Well, mau berbagai macam pembelaan ia lontarkan pun, tetap saja tersangka dalam kasus ini adalah ia seorang. Si Kim Jongin yang selalu salah.. di mata calon mertua.

Jika Sehun, Sudah tertidur pulas di kamarnya selagi Jongin dalam kondisi tak menyenangkan seperti ini.

"Kau ini memang mau menjerumuskan Sehun ya ?" Suara tenang nan rendah milik Tuan Oh tidak membuat ia tenang, sama sekali tidak, jauh di lubuk hatinya mengerti bahwa nada tenang Tuan Oh lah yang paling mewakilkan kemarahannya.

Jongin yang sedari tadi memandang lantai kini mengangkat kepalanya. "Tidak, bukan begitu aku hanya-"

"Jangan berbicara Kim Jongin" Tuan Oh tanpa perduli memotong ucapan Jongin.

"Aku tahu kau ini kekasihnya Sehun, aku tidak marah ia berpacaran denganmu di masa remajanya ini, hanya tolong... jangan sekali-kali kau rusak Sehun untuk masuk ke dalam dunia berandalanmu itu" Tuan Oh kembali berbicara serta-merta menyesap kopinya. Ia terlihat santai namun kata-kata yang ia keluarkan tak ayal menusuk siapapun itu yang mendengar.

Sedangkan Jongin, terdiam, sakit hati, ingin rasanya berteriak di depan wajah awet muda calon mertuanya ini bahwa ia tak pernah merusak Sehun, ia selalu menjaga dan menghindarkan Sehun dari apapun itu yang negatif, walau Jongin sadar dirinya sendiri bisa dibilang pengaruh negatif, namun ia tak pernah, sekalipun berpikiran untuk merusak Sehun.

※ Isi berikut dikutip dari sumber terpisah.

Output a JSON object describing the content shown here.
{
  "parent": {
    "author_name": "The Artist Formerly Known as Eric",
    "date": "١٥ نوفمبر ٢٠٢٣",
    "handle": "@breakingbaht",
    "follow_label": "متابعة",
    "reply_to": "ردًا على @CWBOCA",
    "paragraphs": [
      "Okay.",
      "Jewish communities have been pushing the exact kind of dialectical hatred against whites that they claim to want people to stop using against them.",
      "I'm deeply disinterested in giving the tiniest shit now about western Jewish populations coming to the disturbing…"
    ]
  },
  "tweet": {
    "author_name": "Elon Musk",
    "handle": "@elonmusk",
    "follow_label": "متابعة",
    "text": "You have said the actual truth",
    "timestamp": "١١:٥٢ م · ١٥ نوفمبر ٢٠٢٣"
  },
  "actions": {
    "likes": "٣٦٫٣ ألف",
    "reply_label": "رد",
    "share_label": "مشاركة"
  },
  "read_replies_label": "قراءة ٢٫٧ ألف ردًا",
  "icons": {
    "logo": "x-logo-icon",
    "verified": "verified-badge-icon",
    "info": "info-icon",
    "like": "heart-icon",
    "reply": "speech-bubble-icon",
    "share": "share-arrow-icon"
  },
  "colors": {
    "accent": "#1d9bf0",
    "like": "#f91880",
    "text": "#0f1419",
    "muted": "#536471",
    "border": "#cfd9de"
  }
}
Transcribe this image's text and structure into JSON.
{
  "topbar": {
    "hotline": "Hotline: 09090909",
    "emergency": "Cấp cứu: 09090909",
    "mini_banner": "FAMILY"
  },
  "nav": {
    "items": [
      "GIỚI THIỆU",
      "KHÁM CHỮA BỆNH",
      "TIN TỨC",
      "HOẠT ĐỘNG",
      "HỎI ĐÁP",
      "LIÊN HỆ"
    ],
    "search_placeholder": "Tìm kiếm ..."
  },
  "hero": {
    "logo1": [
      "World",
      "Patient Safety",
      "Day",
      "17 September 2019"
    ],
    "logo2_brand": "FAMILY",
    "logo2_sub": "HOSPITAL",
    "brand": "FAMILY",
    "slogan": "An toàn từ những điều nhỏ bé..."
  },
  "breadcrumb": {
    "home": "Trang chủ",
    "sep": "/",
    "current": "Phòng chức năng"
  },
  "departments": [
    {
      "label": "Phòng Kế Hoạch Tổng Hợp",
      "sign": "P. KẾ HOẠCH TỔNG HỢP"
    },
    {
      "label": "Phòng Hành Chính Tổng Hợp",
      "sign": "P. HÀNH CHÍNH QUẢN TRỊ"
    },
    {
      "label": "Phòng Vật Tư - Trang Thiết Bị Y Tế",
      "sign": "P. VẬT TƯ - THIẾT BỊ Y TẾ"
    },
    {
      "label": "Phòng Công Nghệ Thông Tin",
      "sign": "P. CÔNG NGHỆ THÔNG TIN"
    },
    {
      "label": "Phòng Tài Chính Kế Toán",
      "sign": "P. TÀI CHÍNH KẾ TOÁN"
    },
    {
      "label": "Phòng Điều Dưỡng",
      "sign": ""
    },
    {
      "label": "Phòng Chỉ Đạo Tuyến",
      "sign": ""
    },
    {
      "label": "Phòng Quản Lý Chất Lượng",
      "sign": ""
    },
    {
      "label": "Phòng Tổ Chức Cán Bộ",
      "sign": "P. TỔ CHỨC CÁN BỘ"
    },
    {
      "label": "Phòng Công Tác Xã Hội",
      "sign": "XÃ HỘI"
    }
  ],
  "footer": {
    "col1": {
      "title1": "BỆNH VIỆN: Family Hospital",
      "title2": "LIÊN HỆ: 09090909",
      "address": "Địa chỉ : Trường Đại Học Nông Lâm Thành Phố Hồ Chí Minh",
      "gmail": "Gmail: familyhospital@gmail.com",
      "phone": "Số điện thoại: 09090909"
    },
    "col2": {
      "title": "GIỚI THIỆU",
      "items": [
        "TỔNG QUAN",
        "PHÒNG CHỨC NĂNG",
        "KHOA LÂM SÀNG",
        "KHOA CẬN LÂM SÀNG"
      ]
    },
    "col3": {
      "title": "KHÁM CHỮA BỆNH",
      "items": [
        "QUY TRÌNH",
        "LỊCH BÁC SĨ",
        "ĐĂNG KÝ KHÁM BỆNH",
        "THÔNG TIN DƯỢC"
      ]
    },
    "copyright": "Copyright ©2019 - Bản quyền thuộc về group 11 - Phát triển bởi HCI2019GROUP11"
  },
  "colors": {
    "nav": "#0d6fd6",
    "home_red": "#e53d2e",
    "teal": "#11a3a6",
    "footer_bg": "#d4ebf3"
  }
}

Satu lagi Jongin tak bisa membendung rasa kesalnya, si calon mertua yang sudah ia tinting untuk benar-benar menjadi mertua secara tak langsung sudah tidak merestui hubungannya dengan Sehun. Ia bilang tidak marah jika Sehun berpacaran dengannya di masa remaja. Lalu di masa kedepan Tuan Oh akan menentang hubungannya dengan Sehun begitu ?

"Aku menyesal, bukan maksudku untuk membuat Sehun begini" Berusaha setenang mungkin, Jongin kembali memiliki keberanian untuk berbicara di depan calon mertuanya ini. Atau yang ia anggap begitu.

Tuan Oh kini memandang lekat Jongin, begitupun sebaliknya.

Ia menghela nafas panjang sebelum berbicara. "Aku hanya khawatir kepada anakku, apa itu salah ?"

Jongin menggeleng cepat saat Tuan Oh memandangnya meminta jawaban.

"Aku sadar kami sebagai orang tua kurang memperhatikannya. Malah, kau yang bukan siapa-siapa yang sudah me-"

"Maaf, tapi aku kekasihnya"

Tuan Oh terdiam memandang Jongin saat omongannya telah di potong.

"Aku tahu... yang ku maksud adalah saudara yang bisa benar-benar kami percaya untuk menjaganya. Disini" Jongin sadar betul penekanan pada setiap kata-kata yang ditujukan Tuan Oh untuknya.

"Ini adalah salah satu kabar yang paling ku cemaskan selama aku bepergian. Anakku akhirnya mengenal alkohol... dan kemungkinan ia mengulang hal tersebut sangatlah besar, kau mengaku tidak memberinya minuman tersebut namun di tempat pertama kau sudah membiarkannya pergi kesana -atau malah kau sendiri yang mengajaknya ? Sehun itu masih belum paham mana yang baik dan mana yang tidak ia pasti ingin mencoba hal-hal baru"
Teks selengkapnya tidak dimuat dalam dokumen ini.